Thankfully this ambition has not yet been directly fulfilled. Nevertheless relentless efforts to sap and undermine the right to trial by jury have continued.
The 2002 white paper on criminal justice sought to remove the right to trial by jury in cases of serious fraud and to allow defendants the ‘right’ to be tried by judge alone in the Crown Court. Such provisions of the white paper were rejected but other autocratic measures including those with similar intent to weaken jury trial were incorporated into the Criminal Justice Act 2003. Magisterial sentencing powers were increased to 12 months; the right to jury trial in cases where jury tampering is ‘credibly’ alleged was abolished; the double jeopardy rule for serious crimes was abolished and much greater latitude allowed for the use of hearsay evidence. Witnesses used only to be able to testify about what they saw themselves, and so can be cross examined – but this safeguard is unknown in Europe and now is abolished in the UK also, such that witnesses can now testify about what others have seen, who may not necessarily be even found, leave alone cross examined. In 2005 the Court of Protection was set up under Labour’s Mental Capacity Act with powers to impose prison sentences in secret without the accused even being present. Entirely behind closed doors, it can order the vulnerable be removed from their families and handed over to the care of the state, or that a gravely-ill patient should no longer be given food or water by doctors. Astonishingly in one recent case a court ordered a forced caesarean birth and the taking into state care of the new born baby with the mother being drugged and not even aware what was happening until told after the event. Such methods are shockingly authoritarian by British standards but less so by those of Europe, where secrecy, autocracy and arbitrary imprisonment have been much more closely interwoven with the justice system quite literally for centuries.
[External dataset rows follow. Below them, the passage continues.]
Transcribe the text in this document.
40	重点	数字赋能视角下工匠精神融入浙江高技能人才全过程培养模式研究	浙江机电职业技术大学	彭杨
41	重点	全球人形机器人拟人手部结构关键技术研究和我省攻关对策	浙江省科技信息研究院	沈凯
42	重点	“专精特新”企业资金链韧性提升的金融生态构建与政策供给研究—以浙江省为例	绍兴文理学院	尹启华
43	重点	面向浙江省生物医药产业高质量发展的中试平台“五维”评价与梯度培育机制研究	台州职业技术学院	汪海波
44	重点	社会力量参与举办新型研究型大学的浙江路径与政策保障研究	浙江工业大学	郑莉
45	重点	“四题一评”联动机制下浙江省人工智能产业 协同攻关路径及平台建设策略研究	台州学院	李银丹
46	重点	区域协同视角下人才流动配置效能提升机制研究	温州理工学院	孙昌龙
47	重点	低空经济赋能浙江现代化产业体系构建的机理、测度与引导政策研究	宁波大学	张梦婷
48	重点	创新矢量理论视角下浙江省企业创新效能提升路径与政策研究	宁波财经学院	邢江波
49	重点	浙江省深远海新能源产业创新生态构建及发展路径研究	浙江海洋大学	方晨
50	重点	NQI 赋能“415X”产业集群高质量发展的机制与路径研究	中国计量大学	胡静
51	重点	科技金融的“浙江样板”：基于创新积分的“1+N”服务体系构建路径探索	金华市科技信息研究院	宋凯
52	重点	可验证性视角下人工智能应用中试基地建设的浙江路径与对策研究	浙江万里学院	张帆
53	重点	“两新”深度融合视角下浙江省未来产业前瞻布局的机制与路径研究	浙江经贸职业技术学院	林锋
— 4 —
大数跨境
On the continent it has always been and remains quite possible for a ‘suspect’ to be held in prison for years before even being charged.
In 2006 the Fraud Act allowed a much broader definition for fraud, significantly strengthening prosecutorial powers in the pursuit of both criminals and political enemies alike. As stated, these above measures share the purpose of bringing UK law into closer correspondence with European law by subverting the safeguards against tyranny associated with trial by jury and upgrading the powers of the state prosecution to bring them into line with those exercised in the inquisitorial system.
Since 2010 the Coalition government has to some extent halted or at least impeded the rate of EU integration by opting out of the EAW and other measures. This resistance to EU ambition is however being subverted by manoeuvres in Brussels and by Europhile tories and Liberal Democrats.
In 2011 Cameron set up the British Bill of Rights commission to try resolving Coalition differences on these issues. In March 2012 however negotiations were shown to have reached deadlock on the Commission when Dr Michael Pinto-Duschinsky, the chief advocate of defending British core rights, resigned, claiming he had been “secretly told by Tory Justice Secretary Ken Clarke and Lib Dem leader Nick Clegg to reach the conclusion that no change is needed to human rights law.”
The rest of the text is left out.